Reviewed by: Brett Gallman





“The house takes care of itself. "


As I watched Burnt Offerings, I wondered if this was the same movie I recalled enjoying years ago; in the years hence, I certainly had fond memories and even recommended it as a good haunted house movie, but I was wondering if my mind didn’t play tricks on me during this revisit. Most of it, anyway--as it turns out, Burnt Offerings is a sum that’s better than its parts, a movie that works on you slowly and eventually comes down to one big jolt that’s presaged by a sequence of smaller ones. This is old-fashioned, pot-boiler haunted house stuff, and, while you can make the case that Burnt Offerings is a little bit too much of a slow burn, Dan Curtis’s quaint, small-scale horrors made a good leap to the big screen.

When the Rolf family decides to take a sojourn to the California countryside, they stumble upon a giant mansion that’s a little too good to be true. Put on the market by a pair of siblings (Burgess Meredith and Eileen Heckart), the home is enormous and perfect for the family…and it only costs $900 for the entire summer. Both Marian (Karen Black) and Ben (Oliver Reed) balk at the price tag and assume it comes with a catch. Remarkably, the siblings are actually up front here: there is a catch, and it involves their bed-ridden mother who lives upstairs and will need to be cared for by the family if they decide to stay there.

They’re a little more reticent went it comes to the other catch, of course: that the house is inhabited by some seriously bad vibes that start to drive everyone nuts. The movie turns the typical haunted house stuff inside out in the sense that the external forces are muted--there are no visible ghosts or demons that haunt the house. Instead, all of the tension comes from within the characters, whose buried angst gets slowly dug up--Ben especially is haunted by both a traumatic childhood event and his adult frustrations that have bled into his marriage with Marian. Theirs is now a cold, loveless, and sexually barren marriage, and one of the film’s more bizarre and unsettling scenes involves him trying to impose his will. Between this and his violent outbursts towards his son, the film simmers with 70s anxieties over familial instability; it’s not enough that this family is under siege from a malevolent force, but they also turn against each other in a series of events that anticipates The Amityville Horror.

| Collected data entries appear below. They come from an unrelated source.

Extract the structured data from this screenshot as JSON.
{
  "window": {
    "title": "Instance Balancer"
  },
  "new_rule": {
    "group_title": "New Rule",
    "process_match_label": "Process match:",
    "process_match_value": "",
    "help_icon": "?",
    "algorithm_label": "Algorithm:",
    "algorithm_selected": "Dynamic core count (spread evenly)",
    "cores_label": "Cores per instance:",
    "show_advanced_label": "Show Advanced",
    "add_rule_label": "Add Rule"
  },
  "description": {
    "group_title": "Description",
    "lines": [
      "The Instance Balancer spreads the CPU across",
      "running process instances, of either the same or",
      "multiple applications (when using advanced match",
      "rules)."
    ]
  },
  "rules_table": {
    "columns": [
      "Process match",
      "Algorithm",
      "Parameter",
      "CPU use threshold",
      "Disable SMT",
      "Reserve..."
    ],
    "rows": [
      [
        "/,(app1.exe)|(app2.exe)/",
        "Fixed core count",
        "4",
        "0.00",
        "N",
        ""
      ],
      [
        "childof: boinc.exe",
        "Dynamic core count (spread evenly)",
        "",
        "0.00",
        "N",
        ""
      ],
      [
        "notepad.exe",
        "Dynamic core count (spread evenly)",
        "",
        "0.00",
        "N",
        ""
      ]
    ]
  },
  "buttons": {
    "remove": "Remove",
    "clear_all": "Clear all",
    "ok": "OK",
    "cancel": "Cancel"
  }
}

Burnt Offerings is unduly draped in older furnishings, though. It’s easy to imagine this sort of film being produced two or three decades earlier, so reliant is it on mood, atmosphere, and dread tension. Curtis methodically parcels out the sparse scares and escalates them accordingly, both through weird events and the characters’ increasingly erratic behavior. And all the while, the Allardcyes matriarch rests upstairs--never seen, never heard, but always felt. She’s the insidious menace that literally hangs over Burnt Offerings, and the film never gets more old fashioned than this. We make it about as far as her doorstep; beyond that, her presence is especially felt in Black’s performance, which, like the rest of the film, is appropriately subdued. Hysterics aren’t in abundance here--if Burnt Offerings had an EKG chart, it’d have a steady pulse that would occasionally spike whenever something actually happens.

Really, it feels just like a Dan Curtis television show that’s made the leap to the big screen, albeit with a hazily shot widescreen makeover. The soft-focus lensing captures an oddly surreal and dream-like feeling that allows the film to subtly creep up on you. Usually likening something to a big-screen TV movie is a bit of knock, but it doesn’t hamstring Burnt Offerings too much; it could probably benefit from a bit more style and energy (not to mention some trimming), but it’s well-furnished with a fantastic set design (this gothic abode deserves to be haunted) and a fine set of actors. Reed matches up with Black unexpectedly well; he, too, begins to lose his mind, allowing him to tap into the frightened hysteria that defined some of his turns for Hammer a decade earlier. Also in tow is Bette Davis as Ben’s elderly aunt, who also manages to stay low-key and completely empathetic, a stark contrast to her more broad, psycho-biddy roles. Likewise, Burgess Meredith makes the most of his limited screen-time by creepily setting the stage as he sells off the house for the summer.

Burnt Offerings also subtly acts like a much dowdier precursor to The Shining, a similarly baroque haunted house movie that slowly imposes its will. Curtis’s film doesn’t forcefully hypnotize in with the same bravura style or visual depth, nor do its performances resonate as deeply, but the mechanisms are sort of similar. The stuffiness and bloat here prevent Burnt Offerings from being anything truly classic, but, armed with the cool central concept and a terrific cast, it does offer its fair share of understated scares that pay off with a punctual, jarring climax and eerie denouement. Released earlier in the decade by MGM, the lone DVD for the film features an audio commentary with Curtis, Black, and screenwriter William F. Nolan, plus a theatrical trailer. The presentation is fine--there are a fair share of halos and some other artifacts, and the mono soundtrack is sometimes a little too muffled, but it’s passable. Burnt Offerings will test your patience, but its fine performances, spooky imagery, and fantastic score add up to one of the more memorable entries in the Curtis canon. Buy it!